For over 25 years, School Datebooks has served customers ranging from elementary schools to colleges. The company’s customized planning calendars are their “bread and butter” product. School Datebooks was the first to do these full-blown custom datebooks with school-specific events, rules and other information, while most competitors still do generic products. The school year calendars display as two week spreads, in addition to other content such as rules and regulations, dress codes, maps, or information geared to special groups like freshman classes or athletes.

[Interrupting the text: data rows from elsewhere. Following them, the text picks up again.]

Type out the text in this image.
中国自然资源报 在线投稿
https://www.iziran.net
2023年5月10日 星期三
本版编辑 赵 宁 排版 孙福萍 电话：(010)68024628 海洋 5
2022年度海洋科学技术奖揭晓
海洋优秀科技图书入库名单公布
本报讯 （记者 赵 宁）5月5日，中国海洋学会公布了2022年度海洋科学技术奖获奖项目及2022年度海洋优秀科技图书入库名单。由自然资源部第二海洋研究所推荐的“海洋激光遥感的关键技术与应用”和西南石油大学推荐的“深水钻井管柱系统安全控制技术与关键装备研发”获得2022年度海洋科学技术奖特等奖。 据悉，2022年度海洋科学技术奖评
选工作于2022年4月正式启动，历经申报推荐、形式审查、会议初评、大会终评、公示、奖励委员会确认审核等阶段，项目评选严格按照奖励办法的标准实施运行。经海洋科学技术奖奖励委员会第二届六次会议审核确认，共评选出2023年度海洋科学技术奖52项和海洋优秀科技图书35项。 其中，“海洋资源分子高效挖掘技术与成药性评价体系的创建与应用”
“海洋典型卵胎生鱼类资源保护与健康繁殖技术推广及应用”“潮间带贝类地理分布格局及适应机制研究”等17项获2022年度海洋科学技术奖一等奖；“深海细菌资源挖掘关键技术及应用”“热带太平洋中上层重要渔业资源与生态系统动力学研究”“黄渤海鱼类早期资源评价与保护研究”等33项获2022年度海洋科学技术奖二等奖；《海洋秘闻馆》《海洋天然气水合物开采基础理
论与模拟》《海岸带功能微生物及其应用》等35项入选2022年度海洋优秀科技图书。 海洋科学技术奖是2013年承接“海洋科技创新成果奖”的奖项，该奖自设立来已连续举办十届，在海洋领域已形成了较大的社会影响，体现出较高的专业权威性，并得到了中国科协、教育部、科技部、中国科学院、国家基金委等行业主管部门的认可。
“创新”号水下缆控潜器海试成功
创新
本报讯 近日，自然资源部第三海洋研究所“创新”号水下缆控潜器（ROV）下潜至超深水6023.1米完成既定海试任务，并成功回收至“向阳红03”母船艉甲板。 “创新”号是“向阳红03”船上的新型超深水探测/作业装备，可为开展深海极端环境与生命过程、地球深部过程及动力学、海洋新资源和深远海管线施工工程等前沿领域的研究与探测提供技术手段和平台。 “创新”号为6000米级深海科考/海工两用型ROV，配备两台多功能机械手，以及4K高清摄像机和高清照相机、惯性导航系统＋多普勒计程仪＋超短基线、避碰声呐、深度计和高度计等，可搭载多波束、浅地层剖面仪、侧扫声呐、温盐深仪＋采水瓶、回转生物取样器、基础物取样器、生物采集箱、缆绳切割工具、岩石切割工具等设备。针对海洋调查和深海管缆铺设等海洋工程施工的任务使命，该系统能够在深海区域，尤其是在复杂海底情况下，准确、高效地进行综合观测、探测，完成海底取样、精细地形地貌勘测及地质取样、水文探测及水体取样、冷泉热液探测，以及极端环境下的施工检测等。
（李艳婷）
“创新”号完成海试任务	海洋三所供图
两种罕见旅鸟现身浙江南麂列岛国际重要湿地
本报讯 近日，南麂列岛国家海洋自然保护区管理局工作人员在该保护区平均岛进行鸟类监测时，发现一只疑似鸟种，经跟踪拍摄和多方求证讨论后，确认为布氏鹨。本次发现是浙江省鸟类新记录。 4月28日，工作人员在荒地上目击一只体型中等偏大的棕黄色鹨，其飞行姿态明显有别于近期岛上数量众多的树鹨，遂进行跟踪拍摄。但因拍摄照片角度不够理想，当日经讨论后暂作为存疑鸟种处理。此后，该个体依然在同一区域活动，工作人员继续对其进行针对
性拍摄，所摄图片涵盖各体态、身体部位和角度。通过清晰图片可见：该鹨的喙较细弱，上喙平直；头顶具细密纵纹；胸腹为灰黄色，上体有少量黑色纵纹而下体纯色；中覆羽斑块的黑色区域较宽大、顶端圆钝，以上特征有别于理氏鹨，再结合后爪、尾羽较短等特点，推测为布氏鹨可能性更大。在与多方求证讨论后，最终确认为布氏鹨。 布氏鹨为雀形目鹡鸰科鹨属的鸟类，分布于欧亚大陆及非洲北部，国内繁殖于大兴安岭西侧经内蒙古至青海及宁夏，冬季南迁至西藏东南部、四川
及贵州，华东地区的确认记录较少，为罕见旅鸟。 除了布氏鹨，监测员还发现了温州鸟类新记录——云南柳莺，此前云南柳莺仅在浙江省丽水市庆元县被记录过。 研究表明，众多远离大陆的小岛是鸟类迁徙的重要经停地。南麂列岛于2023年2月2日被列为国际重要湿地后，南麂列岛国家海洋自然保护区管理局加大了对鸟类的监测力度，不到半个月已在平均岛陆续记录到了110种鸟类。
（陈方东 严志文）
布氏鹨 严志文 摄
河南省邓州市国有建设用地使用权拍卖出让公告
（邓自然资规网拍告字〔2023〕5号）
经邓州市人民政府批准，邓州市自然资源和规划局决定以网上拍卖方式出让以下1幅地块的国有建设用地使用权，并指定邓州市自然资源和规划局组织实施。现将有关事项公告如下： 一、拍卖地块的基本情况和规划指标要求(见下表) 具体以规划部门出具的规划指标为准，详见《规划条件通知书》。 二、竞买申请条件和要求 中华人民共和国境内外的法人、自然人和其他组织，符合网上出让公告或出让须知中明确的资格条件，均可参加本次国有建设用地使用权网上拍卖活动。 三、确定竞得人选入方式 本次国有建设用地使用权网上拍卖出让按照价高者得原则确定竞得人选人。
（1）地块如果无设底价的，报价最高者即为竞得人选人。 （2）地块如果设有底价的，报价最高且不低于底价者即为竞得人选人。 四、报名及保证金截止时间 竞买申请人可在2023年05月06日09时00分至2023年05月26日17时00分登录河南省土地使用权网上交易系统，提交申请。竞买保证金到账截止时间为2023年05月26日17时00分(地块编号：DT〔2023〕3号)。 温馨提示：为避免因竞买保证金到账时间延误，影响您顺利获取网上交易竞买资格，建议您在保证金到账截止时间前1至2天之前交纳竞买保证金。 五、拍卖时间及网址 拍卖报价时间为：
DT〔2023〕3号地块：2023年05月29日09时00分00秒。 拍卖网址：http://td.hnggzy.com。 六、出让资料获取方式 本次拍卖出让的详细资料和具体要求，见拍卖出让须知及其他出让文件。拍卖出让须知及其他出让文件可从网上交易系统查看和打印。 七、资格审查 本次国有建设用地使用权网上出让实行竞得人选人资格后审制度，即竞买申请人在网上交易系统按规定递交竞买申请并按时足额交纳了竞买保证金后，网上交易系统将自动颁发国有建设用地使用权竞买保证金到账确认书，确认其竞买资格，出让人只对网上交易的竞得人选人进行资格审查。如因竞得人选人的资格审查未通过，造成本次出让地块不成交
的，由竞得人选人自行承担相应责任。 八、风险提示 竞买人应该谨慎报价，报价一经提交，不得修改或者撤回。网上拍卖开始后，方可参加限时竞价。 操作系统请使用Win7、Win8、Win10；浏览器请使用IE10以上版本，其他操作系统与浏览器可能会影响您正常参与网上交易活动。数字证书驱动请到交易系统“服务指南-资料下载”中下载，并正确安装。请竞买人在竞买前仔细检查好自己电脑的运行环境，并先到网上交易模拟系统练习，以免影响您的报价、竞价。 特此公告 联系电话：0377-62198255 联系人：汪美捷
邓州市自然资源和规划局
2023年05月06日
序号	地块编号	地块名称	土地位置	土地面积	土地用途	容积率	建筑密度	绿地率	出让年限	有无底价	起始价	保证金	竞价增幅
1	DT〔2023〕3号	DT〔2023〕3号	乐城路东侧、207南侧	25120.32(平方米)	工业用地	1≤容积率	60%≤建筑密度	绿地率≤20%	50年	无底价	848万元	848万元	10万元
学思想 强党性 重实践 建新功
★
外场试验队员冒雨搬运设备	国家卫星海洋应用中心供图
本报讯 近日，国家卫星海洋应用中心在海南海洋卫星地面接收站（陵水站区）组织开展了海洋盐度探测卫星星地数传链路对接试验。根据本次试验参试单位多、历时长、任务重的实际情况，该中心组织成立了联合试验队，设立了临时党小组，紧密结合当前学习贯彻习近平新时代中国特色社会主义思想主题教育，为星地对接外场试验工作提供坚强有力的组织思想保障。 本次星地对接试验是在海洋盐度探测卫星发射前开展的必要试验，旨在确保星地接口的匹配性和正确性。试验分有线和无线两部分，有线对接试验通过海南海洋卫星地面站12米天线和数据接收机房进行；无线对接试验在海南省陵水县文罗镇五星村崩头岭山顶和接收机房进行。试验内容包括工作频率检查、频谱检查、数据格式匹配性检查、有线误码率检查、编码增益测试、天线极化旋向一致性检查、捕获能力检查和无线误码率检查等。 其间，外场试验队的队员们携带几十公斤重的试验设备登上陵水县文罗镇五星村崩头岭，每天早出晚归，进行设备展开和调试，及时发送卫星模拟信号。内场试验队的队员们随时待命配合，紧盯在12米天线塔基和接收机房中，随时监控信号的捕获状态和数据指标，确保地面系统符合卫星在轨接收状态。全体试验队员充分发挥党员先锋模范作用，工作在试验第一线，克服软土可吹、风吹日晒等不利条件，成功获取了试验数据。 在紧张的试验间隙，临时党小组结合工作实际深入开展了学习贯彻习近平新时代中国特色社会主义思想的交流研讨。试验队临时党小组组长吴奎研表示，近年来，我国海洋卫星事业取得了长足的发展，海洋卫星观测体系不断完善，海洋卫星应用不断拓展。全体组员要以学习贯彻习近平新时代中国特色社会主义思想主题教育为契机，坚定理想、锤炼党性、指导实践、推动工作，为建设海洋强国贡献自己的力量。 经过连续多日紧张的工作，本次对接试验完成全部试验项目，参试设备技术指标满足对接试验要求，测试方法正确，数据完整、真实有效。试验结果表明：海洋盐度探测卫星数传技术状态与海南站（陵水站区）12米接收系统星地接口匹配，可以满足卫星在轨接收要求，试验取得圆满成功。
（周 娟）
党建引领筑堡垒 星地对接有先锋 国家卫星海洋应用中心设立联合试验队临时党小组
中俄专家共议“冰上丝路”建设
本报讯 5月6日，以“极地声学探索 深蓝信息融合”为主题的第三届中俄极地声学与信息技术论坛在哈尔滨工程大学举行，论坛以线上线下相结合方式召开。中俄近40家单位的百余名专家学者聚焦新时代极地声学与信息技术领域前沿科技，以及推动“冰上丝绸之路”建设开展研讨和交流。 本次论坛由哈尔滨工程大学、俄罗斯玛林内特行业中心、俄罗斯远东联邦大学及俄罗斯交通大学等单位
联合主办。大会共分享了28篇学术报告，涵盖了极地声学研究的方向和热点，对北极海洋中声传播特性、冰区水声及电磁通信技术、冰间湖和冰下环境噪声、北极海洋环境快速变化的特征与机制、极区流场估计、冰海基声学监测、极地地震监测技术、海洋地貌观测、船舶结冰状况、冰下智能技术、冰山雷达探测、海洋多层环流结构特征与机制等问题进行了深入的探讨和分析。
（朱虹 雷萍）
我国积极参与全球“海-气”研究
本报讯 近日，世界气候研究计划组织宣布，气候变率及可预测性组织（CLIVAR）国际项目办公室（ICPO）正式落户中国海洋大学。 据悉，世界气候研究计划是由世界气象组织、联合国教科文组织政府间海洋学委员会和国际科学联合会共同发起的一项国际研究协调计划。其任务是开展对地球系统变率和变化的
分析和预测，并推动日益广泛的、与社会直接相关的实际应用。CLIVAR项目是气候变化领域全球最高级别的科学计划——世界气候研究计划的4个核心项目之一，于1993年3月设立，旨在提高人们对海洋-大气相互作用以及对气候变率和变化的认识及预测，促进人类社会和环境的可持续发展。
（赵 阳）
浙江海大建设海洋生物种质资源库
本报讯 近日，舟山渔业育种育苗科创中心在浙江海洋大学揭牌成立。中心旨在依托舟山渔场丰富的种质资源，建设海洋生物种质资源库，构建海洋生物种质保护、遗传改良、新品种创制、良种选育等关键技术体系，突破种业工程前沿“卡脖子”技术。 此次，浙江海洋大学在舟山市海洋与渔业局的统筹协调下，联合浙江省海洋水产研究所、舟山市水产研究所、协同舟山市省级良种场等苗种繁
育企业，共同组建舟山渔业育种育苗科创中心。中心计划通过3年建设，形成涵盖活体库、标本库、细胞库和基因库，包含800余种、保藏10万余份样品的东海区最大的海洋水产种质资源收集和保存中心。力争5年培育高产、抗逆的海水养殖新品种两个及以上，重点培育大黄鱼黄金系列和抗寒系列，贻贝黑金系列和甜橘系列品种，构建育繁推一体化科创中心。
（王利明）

“The book market is a priority for Océ, and we’ve developed a complete portfolio of digital printing and workflow solutions for the widest range of publishing opportunities. Our customers can quickly transform book production to a higher level of performance and efficiency. For School Datebooks, the Océ VarioStream solution lets them take advantage of digital production over offset. For other customers, the Océ JetStream family, Océ CS 10000 production power, or the Océ VarioPrint 6000 Ultra cutsheet line might be the best fit, along with Océ PRISMA workflow software for book automation. And all are backed by our outstanding service teams,” said Francis McMahon, Vice President, Marketing, Océ North America, Production Printing Systems.

Huge Volume Increase Over Previous Years

The School Datebooks annual production schedule hinges on a very tight window of opportunity. There is a ten-week turn time from getting each school’s information, doing layout and design, proofing, and then printing. “During our core eight weeks, we averaged over four million impressions per week, with a maximum week of almost five million. These are numbers that I would not have assumed even in a best case scenario,” said Vice President of Production, Jeff Bapst.

“As productive as we were last year, this year we saw a substantial improvement. From April through August, we eclipsed 50 million impressions (25 million feet of paper) on our engines. This was nearly an 18 percent improvement over the same period last year, and a 68 percent improvement over 2008, when the books were outsourced,” said Bapst. The new Océ machine was a huge part of a successful strategy to bring the work in house.